Pete Wells Awards Two Stars to Mu Ramen
Last March, New York Times restaurant critic Pete Wells published a list of the Top 10 Ramen Destinations in New York, and awarded Mu Ramen in Long Island City the top spot. He seemed to have underestimated both his cultural authority and just how badly New Yorkers were craving a bowl of good ramen, as by the next day, the restaurant, which had been operating as a pop-up in a bagel shop, had shut themselves down due to an overwhelming demand for reservations.
Wells received some public backlash, which he addresses in his review of Mu this week. In fact, he uses the first seven paragraphs to clear the air and argue that he was not, in fact, the villain in this culinary tale. As he explains to his readers, “Last week, Joshua Smookler, Mu Ramen’s chef and its owner, told me ‘the real reason’ he had decamped from the bagel shop. ‘I was scared of the government finding out what we were doing,’ he said, even though he believed it was legal, ‘and was afraid that would have an effect on our doing a brick-and-mortar.’”

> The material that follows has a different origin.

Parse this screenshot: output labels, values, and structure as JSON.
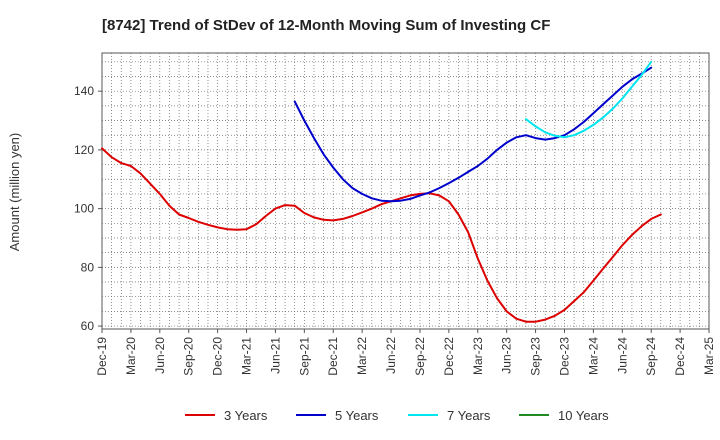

OK, you’re off the hook, Pete.
He then goes on to explain why the more-permanent Mu Ramen deserves two stars, and how it “impressed” him on his visits. He wants diners to try other dishes besides the ramen and encourages you to listen if the appetizers “call your name; they definitely called mine.” While the chicken wings stuffed with foie gras and brioche “did not stop traffic, which they are clearly meant to do,” he does recommend the edamame, “U&I” (which stands for uni and ikura), the scallion pancake with smoked trout, and the clams in saffron aïoli. Then comes the biggest compliment of them all:
He recommends “all ramen.”
This is quite a statement of confidence and appreciation — not even Ivan Orkin received such a positive blanket judgement of his work when Wells gave Ivan Ramen two stars last August. Wells praises the “like heavy cream” tonkotsu, the “full-bodied knockout” shoyu, and the signature Mu Ramen. He even cautions other chefs, as “The weightiest, richest possible broth is not necessarily the ramen ideal… Mr. Smookler’s ramen is so compelling in part because it’s an exception. My praise for it should not be taken as a signal to other chefs to try to make soups as robustly silky as his.”
In other words, don’t try this at home, kids.
He ends his review by once again addressing the kerfuffle he accidentally stirred last year, of which he apparently has few if any regrets; as he puts it, “if I had it all to do over again, would I still tell the world how much I admire Mu Ramen? Do I feel the same way now? Absolutely.”